Effects on soil and above-ground biomass (vegetation) are often described using the same terms despite having potentially different implications to resource values and post-fire hazards.
In the MTBS project, burn severity refers specifically to fire effects on above-ground biomass. The reference definition is drawn from the NWCG Glossary of Wildland Fire Terms based on the term Fire Severity,defined as: “Degree to which a site has been altered or disrupted by fire; loosely, a product of fire intensity and residence time.”
In addition to this baseline definition, a number of other defining characteristics have been identified to help clarify the nature of MTBS data and information.

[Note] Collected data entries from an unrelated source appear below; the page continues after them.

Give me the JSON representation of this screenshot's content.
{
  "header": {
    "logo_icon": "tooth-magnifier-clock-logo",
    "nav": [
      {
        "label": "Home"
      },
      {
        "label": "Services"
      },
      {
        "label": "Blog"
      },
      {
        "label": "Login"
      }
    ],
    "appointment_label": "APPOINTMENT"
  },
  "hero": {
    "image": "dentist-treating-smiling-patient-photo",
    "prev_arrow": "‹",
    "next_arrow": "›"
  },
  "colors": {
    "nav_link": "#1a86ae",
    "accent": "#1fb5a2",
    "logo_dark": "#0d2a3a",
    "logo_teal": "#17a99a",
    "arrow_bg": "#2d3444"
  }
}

Existing and related burn severity mapping efforts
Within the federal land management agencies, burn severity has been assessed and mapped operationally for rapid response needs, and on a limited basis for longer term fire atlas compilation. Primarily, burn severity mapping has been conducted to support post-fire stabilization and rehabilitation efforts implemented through the Burned Area Emergency Rehabilitation (BAER) program. BAER team assessments rely in part on burn severity maps characterizing a combination of soil and vegetation burn severity shortly after fire containment. Methods have been jointly developed within the USFS and Department of Interior agencies to map burn severity from remotely sensed data to improve accuracy, efficiency, cost effectiveness, and the safety of producing burn severity maps for BAER teams. These methods are similar to those used in MTBS but applied for the specific purpose of rapid response burn severity data. See the Mapping Burn Severity document or go to Documents and References section for a comparison of BAER and MTBS mapping efforts.
The National Park Service has used similar methods to produce historical atlases of burn severity on several National Parks across the US. These maps depict extended assessments of vegetation burn severity and are the precedent for MTBS data on high priority incidents and do not provide for extended assessments on all fires nationally. Previous NPS data will be incorporated into MTBS.